I want to draw N independent (but not identically distributed) samples from a conditional Bernoulli distribution: y[i] ~ Ber(p[i]), where p[i] = logistic(sum(w .* x[i])). I am currently using the code below, but it seems overly complex. Is there a better way?

Random.seed!(1)
D = 5;
N = 10;
X = randn(N, D)
w = randn(D)
logits = X*w
probs = [StatsFuns.logistic(l) for l in logits]
y = zeros(N)
ndx = findall(x -> x, rand(N) .> probs)
for i in ndx; y[i] = 1; end

Also, what’s the best way to generalize this to more than 2 classes? i.e. how best to sample from a conditional categorical distribution where p[i,:] = softmax(W * x[i])?

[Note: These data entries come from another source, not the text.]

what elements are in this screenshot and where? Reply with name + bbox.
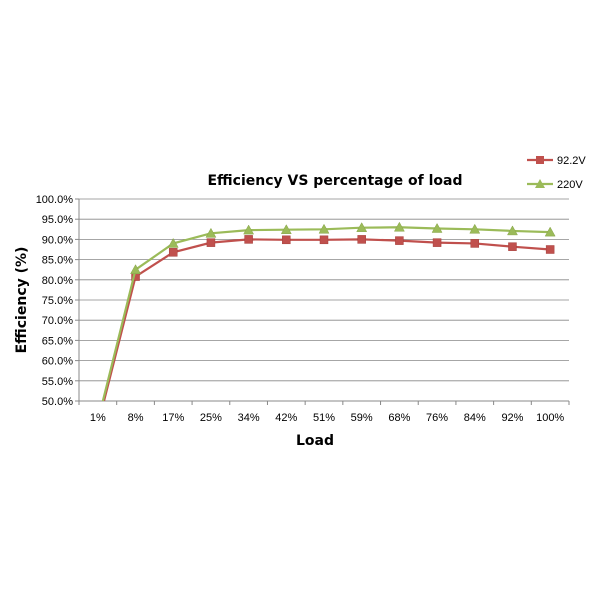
data-point xyxy=(205,227,217,238)
data-point xyxy=(432,238,442,247)
data-point xyxy=(395,236,404,245)
y-tick-label: 50.0% xyxy=(42,396,73,408)
data-point xyxy=(130,264,141,274)
data-point xyxy=(393,221,405,232)
legend-label: 220V xyxy=(557,179,583,191)
y-tick-label: 80.0% xyxy=(42,275,73,287)
legend-item: 220V xyxy=(527,179,583,191)
data-point xyxy=(357,235,366,244)
legend: 92.2V 220V xyxy=(527,155,586,191)
chart-title: Efficiency VS percentage of load xyxy=(207,173,462,189)
data-point xyxy=(167,237,179,248)
x-tick-label: 76% xyxy=(426,412,448,424)
x-tick-label: 92% xyxy=(501,412,523,424)
data-point xyxy=(545,245,555,254)
series-92.2V xyxy=(102,235,555,401)
x-tick-label: 100% xyxy=(536,412,564,424)
legend-marker xyxy=(536,156,544,164)
series-line xyxy=(102,238,551,401)
series-layer xyxy=(101,221,556,401)
x-tick-label: 68% xyxy=(388,412,410,424)
data-point xyxy=(168,248,178,257)
y-tick-label: 70.0% xyxy=(42,315,73,327)
x-tick-label: 8% xyxy=(128,412,144,424)
x-tick-label: 51% xyxy=(313,412,335,424)
data-point xyxy=(469,223,481,234)
data-point xyxy=(470,239,480,248)
data-point xyxy=(243,224,255,235)
x-tick-label: 42% xyxy=(275,412,297,424)
data-point xyxy=(206,238,216,247)
y-tick-label: 55.0% xyxy=(42,376,73,388)
x-tick-label: 84% xyxy=(464,412,486,424)
y-tick-label: 95.0% xyxy=(42,214,73,226)
data-point xyxy=(244,235,253,244)
data-point xyxy=(431,222,443,233)
y-tick-label: 75.0% xyxy=(42,295,73,307)
legend-label: 92.2V xyxy=(557,155,586,167)
y-tick-label: 100.0% xyxy=(36,194,74,206)
legend-item: 92.2V xyxy=(527,155,586,167)
y-tick-label: 85.0% xyxy=(42,255,73,267)
axis-layer: 50.0% 55.0% 60.0% 65.0% 70.0% 75.0% 80.0% 85.0%… xyxy=(36,194,570,424)
x-tick-label: 17% xyxy=(162,412,184,424)
y-tick-label: 90.0% xyxy=(42,234,73,246)
y-tick-label: 65.0% xyxy=(42,335,73,347)
data-point xyxy=(318,223,330,234)
data-point xyxy=(507,225,518,236)
legend-marker xyxy=(535,179,545,188)
data-point xyxy=(544,226,556,237)
data-point xyxy=(319,235,329,245)
data-point xyxy=(356,222,368,232)
data-point xyxy=(282,235,291,245)
x-tick-label: 25% xyxy=(200,412,222,424)
y-axis-title: Efficiency (%) xyxy=(14,247,30,354)
data-point xyxy=(508,242,517,251)
data-point xyxy=(280,224,292,234)
x-tick-label: 59% xyxy=(351,412,373,424)
x-tick-label: 1% xyxy=(90,412,106,424)
series-220V xyxy=(101,221,556,401)
y-tick-label: 60.0% xyxy=(42,356,73,368)
x-tick-label: 34% xyxy=(238,412,260,424)
x-axis-title: Load xyxy=(296,433,334,449)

Thanks a lot. For future reference, this is what I came up with.

"""
logreg_sample(W, X)
Sample from a logistic regression model with C classes and D features.
Inputs:
`W`: C*D matrix of weights.
`X`: N*D matrix of feature vectors.
Outputs:
`y_cat`: N-vector of integer labels from {1,...,C}.
`y_onehot`: N-vector of Flux:OneHotVector.
"""
function logreg_sample(W, X)
C = size(W, 1)
N = size(X, 1)
@assert size(W,2) == size(X,2)
y_cat = Array{Int}(undef, N)
y_onehot = Array{Flux.OneHotVector}(undef, N)
# Binary case
#y = Flux.logistic.(X * w) .< rand(N)
for i=1:N
probs = Flux.softmax(W * X[i,:])
dist = Distributions.Categorical(probs)
y_cat[i] = rand(dist)
y_onehot[i] = Flux.onehot(y_cat[i], 1:C)
end
return y_cat, y_onehot
end

One annoying detail I came across: in flux.jl, it seems that design matrices always store the examples along the columns, so they have size D x N instead of N x D. This required the following change to Tamas’s code:

function sample1(w, X)
D, N = size(X)
W = reshape(w, (1, D))
return (vec(Flux.sigmoid.(W * X)) .< rand(N))
end

Personally I find it easier to use an array compression, as shown below. Is there any disadvantage to this?

function sample2(w, X)
D, N = size(X)
p = [Flux.sigmoid(sum(w .* X[:,i])) for i in 1:N]
return p .< rand(N)
end

If N is the number of observations, I think this is quite natural in Julia when you’re in a situation where you might only need a sub-sample of observations to evaluate an objective (say in stochastic gradient descent). That way, you’re accessing data in memory according to the underlying memory-layout when grabbing an observation. If the layout is Nobs x Nfeatures then you’ll jump around in memory when you try to get the i’th observation as Data[i, :].

Isn’t it just two different paradigms - classic data analysis (e.g. with DataFrames) usually has observations as rows, machine learning as columns. (MultivariateStats uses a bit of both, I think determined by the wind direction at the time of coding.) There are good reasons for both but it’s also something that can really trip you up.

Yes I guessed that memory layout is why. It’s interesting that nearly all the ML textbooks stick to the convention that the design matrix X is N x D. The only exception I know of is the Gaussian Process book by Rasmussen and Williams (IIRC). It actually simplifies some of the equations (as well as the code) if X is D x N, but it will look unfamiliar (to some) to write OLS estimator as (X X’)^{-1} X y instead of the more familiar (X’X)^{-1} X’ y. I am tempted to switch to the D * N convention for v2 of my own book (“Machine learning: a probabilistic perspective”), as I make the switch from Matlab to Julia

I’m not so sure it’s just a field-difference thing (and as @murphyk pointed out most textbooks in ML use nxp). There’s also something to be said with the fact that it’s usually desirable to have columns be of the same type for data storage I guess (which is a reason why most tabular-data packages in Julia use nxp afaiu). If you just have a big array of floating point numbers this doesn’t matter but in general that wouldn’t be the case.